Reputation: 7024
I'm using C# to continuously search for multiple string "keywords" within large strings, which are >= 4kb. This code is constantly looping, and sleeps aren't cutting down CPU usage enough while maintaining a reasonable speed. The bog-down is the keyword matching method.
I've found a few possibilities, and all of them give similar efficiency.
1) http://tomasp.net/articles/ahocorasick.aspx -I do not have enough keywords for this to be the most efficient algorithm.
2) Regex. Using an instance level, compiled regex. -Provides more functionality than I require, and not quite enough efficiency.
3) String.IndexOf. -I would need to do a "smart" version of this for it provide enough efficiency. Looping through each keyword and calling IndexOf doesn't cut it.
Does anyone know of any algorithms or methods that I can use to attain my goal?
Upvotes: 5
Views: 7593
Reputation: 624
I just posted this on a similar thread but it is probably more relevant here.
I'm doing a similar search, basically looking for keywords of around 10-50 bytes in length within text of approximately 45k bytes. I search about 1900 keywords over nine million texts so getting this as fast as possible is also a similar priority.
So, the fastest method I've found using .NET 4 is parallel Regex IsMatch.

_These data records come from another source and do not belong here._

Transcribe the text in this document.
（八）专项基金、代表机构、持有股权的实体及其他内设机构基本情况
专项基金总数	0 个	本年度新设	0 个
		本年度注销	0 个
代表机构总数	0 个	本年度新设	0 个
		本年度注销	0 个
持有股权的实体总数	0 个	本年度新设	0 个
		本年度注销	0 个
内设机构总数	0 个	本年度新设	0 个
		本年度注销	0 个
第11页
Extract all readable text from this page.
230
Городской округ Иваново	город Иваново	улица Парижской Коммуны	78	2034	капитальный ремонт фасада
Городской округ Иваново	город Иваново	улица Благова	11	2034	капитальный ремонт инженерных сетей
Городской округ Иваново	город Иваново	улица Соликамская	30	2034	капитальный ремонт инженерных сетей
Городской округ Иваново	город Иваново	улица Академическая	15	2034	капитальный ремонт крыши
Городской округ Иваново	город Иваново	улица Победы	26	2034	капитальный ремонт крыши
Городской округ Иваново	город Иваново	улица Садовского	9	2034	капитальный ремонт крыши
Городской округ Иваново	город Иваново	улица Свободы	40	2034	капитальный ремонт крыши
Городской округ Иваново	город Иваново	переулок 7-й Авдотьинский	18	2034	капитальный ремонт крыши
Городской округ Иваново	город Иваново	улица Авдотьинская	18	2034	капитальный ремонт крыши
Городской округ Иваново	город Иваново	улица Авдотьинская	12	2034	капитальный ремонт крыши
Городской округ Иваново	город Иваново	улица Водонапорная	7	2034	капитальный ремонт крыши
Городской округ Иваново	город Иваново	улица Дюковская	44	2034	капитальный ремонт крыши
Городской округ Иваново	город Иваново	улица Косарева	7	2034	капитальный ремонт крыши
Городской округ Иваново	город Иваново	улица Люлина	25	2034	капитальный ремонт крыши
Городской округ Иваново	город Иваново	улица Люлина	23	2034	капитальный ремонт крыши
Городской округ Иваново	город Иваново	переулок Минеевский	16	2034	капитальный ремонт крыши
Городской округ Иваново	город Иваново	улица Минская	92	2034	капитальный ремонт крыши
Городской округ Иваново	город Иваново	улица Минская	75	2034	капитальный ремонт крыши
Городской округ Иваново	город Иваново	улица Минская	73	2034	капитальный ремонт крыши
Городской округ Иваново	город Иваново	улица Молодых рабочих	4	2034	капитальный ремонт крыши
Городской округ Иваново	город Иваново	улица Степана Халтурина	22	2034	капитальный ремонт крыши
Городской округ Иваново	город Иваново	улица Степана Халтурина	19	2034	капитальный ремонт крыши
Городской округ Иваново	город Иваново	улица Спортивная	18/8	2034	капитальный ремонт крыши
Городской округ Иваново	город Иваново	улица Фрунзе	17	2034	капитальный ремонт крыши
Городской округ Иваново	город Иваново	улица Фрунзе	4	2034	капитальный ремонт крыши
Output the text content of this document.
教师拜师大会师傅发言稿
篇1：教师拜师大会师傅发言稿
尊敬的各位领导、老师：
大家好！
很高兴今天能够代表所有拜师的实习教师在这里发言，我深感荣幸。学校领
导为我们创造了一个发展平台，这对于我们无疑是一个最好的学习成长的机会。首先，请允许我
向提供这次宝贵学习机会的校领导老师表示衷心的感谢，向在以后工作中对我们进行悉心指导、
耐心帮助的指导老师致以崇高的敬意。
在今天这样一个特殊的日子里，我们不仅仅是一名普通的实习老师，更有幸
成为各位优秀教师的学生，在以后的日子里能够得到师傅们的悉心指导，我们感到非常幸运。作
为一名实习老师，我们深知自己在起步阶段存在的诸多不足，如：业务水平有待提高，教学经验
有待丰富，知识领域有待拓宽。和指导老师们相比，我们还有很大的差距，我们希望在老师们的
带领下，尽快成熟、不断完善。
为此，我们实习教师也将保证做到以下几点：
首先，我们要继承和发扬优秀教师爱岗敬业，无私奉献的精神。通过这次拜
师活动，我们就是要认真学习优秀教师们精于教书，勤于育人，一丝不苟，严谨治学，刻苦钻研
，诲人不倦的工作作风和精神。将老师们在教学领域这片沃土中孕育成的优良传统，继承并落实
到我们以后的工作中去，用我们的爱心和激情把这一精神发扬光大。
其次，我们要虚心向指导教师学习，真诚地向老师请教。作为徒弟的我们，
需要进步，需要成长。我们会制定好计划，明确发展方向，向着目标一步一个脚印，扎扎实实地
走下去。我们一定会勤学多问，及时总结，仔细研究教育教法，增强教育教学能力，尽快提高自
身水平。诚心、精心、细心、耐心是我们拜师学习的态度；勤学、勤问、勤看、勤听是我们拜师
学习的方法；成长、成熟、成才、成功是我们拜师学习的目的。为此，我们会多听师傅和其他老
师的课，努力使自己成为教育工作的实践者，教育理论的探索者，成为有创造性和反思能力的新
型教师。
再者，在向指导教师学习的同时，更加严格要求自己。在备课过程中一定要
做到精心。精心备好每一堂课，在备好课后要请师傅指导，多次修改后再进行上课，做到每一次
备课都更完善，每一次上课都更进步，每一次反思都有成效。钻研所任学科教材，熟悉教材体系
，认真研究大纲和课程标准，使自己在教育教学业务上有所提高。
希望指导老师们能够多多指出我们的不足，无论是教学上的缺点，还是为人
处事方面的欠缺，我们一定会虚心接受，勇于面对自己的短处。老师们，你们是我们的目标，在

Here's an example of getting total matches -
needles.AsParallel ( ).Sum ( l => Regex.IsMatch ( haystack , Regex.Escape ( l ) ) ? 1 : 0 );
This works for my scenario (above), it is 55% faster than ordinal indexOf parallel comparisons in my tests at least for the sort of data size I am using. I also imagine the speed improvement only occurs if you are using multi-core machines.
Would be interested if anyone can find a faster method?
Upvotes: 0
Reputation: 64248
Actually I had to solve this before, it was kinda fun. I had 20k html pages, each with a title, and wanted all other occurrence of the title on other pages to link to the page with that title. Sounds very similar to what your trying to accomplish.
The approach:
It sounds more complicated than it is, it took about two days to get it working well.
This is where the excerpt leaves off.